The research by Safe Ireland found different layers of the justice system, from gardaí to the judiciary, “often failed to give each woman the time and attention necessary to properly analyse her specific case”, CEO Sharon O’Halloran said.
She said it has exposed a system that often regards domestic violence “as a nuisance rather than a crime”.
We need a radical change in culture in the legal system so that domestic violence is treated seriously by everyone.
‘The last time he beat me was the worst’
Speaking on RTÉ’s Morning Ireland this morning, one victim described the horrors her husband put her through.
The mental abuse started six months after they married, when she was pregnant with their daughter. He started calling her fat and drinking excessively.
In one incident at a restaurant, she said he “pulled me by the hair and put my face into the corner of the table”. Three men stood up to intervene and he told them “he would take them on too”.
“The worst time he beat me was the last time he beat me,” the woman, referred to as Jane, told the programme.

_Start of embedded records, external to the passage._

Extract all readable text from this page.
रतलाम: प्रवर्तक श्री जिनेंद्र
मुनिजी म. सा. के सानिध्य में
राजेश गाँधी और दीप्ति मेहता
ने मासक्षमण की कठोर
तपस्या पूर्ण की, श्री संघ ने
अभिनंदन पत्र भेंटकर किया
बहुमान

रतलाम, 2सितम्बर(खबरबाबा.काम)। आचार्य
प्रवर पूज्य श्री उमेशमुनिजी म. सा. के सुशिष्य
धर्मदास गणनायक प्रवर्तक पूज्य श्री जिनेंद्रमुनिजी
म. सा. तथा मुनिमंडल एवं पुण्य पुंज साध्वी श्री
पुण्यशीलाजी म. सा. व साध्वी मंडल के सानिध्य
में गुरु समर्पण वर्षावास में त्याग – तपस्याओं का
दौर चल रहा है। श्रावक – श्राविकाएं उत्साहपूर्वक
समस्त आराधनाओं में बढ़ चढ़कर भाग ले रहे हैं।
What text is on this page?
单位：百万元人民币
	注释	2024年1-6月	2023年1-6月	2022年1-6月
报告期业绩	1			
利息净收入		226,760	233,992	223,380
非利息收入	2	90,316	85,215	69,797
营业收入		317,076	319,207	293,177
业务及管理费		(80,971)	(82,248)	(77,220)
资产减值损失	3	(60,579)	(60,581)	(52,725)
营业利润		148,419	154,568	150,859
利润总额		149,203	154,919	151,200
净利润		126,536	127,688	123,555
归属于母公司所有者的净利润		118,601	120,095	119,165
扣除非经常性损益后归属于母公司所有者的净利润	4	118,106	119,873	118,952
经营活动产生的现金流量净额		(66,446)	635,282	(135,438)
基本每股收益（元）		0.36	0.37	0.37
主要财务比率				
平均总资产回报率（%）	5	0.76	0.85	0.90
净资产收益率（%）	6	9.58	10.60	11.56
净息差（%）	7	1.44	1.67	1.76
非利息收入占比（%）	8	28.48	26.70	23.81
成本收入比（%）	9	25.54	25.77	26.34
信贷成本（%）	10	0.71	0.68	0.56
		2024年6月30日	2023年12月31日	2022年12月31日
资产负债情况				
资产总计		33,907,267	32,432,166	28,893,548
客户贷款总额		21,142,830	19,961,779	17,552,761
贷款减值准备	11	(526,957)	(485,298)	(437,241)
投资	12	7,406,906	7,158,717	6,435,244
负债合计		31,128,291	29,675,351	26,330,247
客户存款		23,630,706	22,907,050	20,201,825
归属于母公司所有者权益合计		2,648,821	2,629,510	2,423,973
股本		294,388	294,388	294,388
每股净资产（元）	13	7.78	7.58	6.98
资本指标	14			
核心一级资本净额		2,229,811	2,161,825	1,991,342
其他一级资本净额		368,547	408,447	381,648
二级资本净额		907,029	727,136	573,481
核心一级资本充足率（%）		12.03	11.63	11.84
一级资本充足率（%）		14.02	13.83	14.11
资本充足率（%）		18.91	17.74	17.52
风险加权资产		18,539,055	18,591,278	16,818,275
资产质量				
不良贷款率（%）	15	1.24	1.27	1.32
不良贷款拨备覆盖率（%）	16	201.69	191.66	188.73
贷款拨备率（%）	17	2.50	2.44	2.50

He had been out drinking and when she let him in the door he started to choke her.
Jane doesn’t remember how she eventually got out of the house that night.
I just remember running with my son. He was only two and a half at the time. My son was in my arms and my daughter was screaming running up the road in the lashings of rain. We were in our bare feet, we had no clothes. I could still feel the punches to the back of my head as I was running up the road with my son in my arms.
‘Just a domestic’
According to the research, which centred on 13 victims living in both urban and rural areas, women are not taken seriously by the legal system, are generally silenced in court and their allegations of domestic violence were not fully investigated. Breaches of safety and barring orders also went unpunished.
Women interviewed recounted a number of high-risk behaviours, like threats to kill or coerced sex, were not always heard or included in evidence.
All of the women quoted “just a domestic” as a phrase they have experienced in Ireland’s justice system.
Though the report points out many flaws in the system, there were also pockets of good practice where it is working well, where women are being heard.
“We are confident that we can work to ensure that these pockets become the norm for women and children, that change in culture and committed leadership can over-ride dismissal,” O’Halloran said.
Independent TD Mattie McGrath said it is “absolutely tragic” that this problem is still being grossly mismanaged.
He accused the government of displaying “some of the more obvious characteristic characteristics of a domestic abuser by its continually making empty pledges to change while only succeeding in making things worse”.
Safe Ireland have made 34 recommendations, with Justice Minister Frances Fitzgerald due to launch the report later today. O’Halloran said it would make an immediate difference if the following four were implemented:
A major European survey published last year showed 79% of Irish women who had experienced violence or abuse did not contact any service or organisation, including gardaí. The European average is 53%.